White House press secretary Jay Carney said the North’s threats are “needlessly provocative.”
“We judge North Korea by its actions,” Carney told reporters at his daily briefing. “Provocative acts like this are significant violations.”
Intelligence experts in Seoul and Washington have speculated for months that the secretive police state is preparing to conduct its third nuclear test, based on satellite photos showing activity at the North’s test site. Pyongyang’s state news agency also has made several opaque references about bolstering the nation’s “nuclear deterrent.”
The statement Thursday was the clearest sign yet of the North’s intentions, though it did not say when the threatened nuclear test might be carried out. The statement also had an unusually explicit focus on the United States, which Pyongyang described as “the sworn enemy of the Korean people.”
North Korea said it would retaliate against the United States with “force, not with words, as it regards jungle law as the rule of its survival.” As part of this show of force, it also pledged to launch long-range rockets, similar to the one it sent into orbit last month, which prompted the toughened U.N. Security Council sanctions.

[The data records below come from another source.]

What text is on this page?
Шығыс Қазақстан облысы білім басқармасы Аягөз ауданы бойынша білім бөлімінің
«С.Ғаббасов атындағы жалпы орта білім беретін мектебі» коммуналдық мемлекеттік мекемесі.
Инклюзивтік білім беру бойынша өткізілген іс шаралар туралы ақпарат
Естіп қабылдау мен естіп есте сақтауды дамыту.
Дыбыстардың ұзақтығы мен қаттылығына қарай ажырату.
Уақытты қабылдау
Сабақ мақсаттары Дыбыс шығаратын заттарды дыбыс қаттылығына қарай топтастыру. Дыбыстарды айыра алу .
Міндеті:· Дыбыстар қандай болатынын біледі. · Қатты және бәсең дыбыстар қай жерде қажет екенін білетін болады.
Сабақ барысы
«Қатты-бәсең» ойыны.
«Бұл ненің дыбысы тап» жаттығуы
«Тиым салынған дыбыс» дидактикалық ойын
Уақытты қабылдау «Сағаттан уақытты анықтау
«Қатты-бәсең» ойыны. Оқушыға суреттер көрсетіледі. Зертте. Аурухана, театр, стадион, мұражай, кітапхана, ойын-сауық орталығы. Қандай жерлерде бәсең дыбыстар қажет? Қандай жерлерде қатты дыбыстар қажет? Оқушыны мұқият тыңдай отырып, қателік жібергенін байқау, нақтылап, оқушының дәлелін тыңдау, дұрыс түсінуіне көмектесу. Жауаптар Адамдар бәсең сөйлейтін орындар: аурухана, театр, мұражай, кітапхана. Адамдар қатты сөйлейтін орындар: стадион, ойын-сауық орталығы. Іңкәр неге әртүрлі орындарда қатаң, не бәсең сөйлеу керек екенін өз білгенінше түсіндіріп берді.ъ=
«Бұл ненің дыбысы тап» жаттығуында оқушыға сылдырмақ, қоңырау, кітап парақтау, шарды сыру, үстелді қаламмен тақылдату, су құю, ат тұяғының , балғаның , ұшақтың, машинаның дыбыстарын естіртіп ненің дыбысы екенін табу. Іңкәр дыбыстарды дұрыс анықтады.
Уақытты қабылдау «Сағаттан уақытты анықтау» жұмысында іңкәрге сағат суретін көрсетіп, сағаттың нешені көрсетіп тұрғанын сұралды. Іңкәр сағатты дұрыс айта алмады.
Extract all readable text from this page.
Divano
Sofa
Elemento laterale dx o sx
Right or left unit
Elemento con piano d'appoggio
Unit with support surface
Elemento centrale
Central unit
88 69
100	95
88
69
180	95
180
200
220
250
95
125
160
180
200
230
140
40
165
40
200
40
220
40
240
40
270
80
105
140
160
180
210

“They have been hinting at [a nuclear test], I suppose, for some time,” said Glyn Davies, the Obama administration’s envoy for North Korea policy, who was in Seoul on Thursday. “We think that that would be a mistake, obviously. We call on North Korea, as does the entire international community, not to engage in any further provocations.”
North Korea has spent decades as East Asia’s chief provocateur — developing weapons, launching rockets, making and breaking denuclearization deals, threatening all-out war — and analysts admit that its rhetoric can often feel repetitive. But the country, the analysts say, is indeed becoming more dangerous.
The rocket that Pyongyang sent into orbit Dec. 12, according to South Korean analysis, was made largely with indigenous components and could be capable of reaching the United States. Although North Korea has not shown the ability to miniaturize a nuclear weapon enough to mount on a rocket, some security analysts say the country could hone such technology within several years. Scientists say nuclear tests are essential for any country that wants to miniaturize its nuclear devices.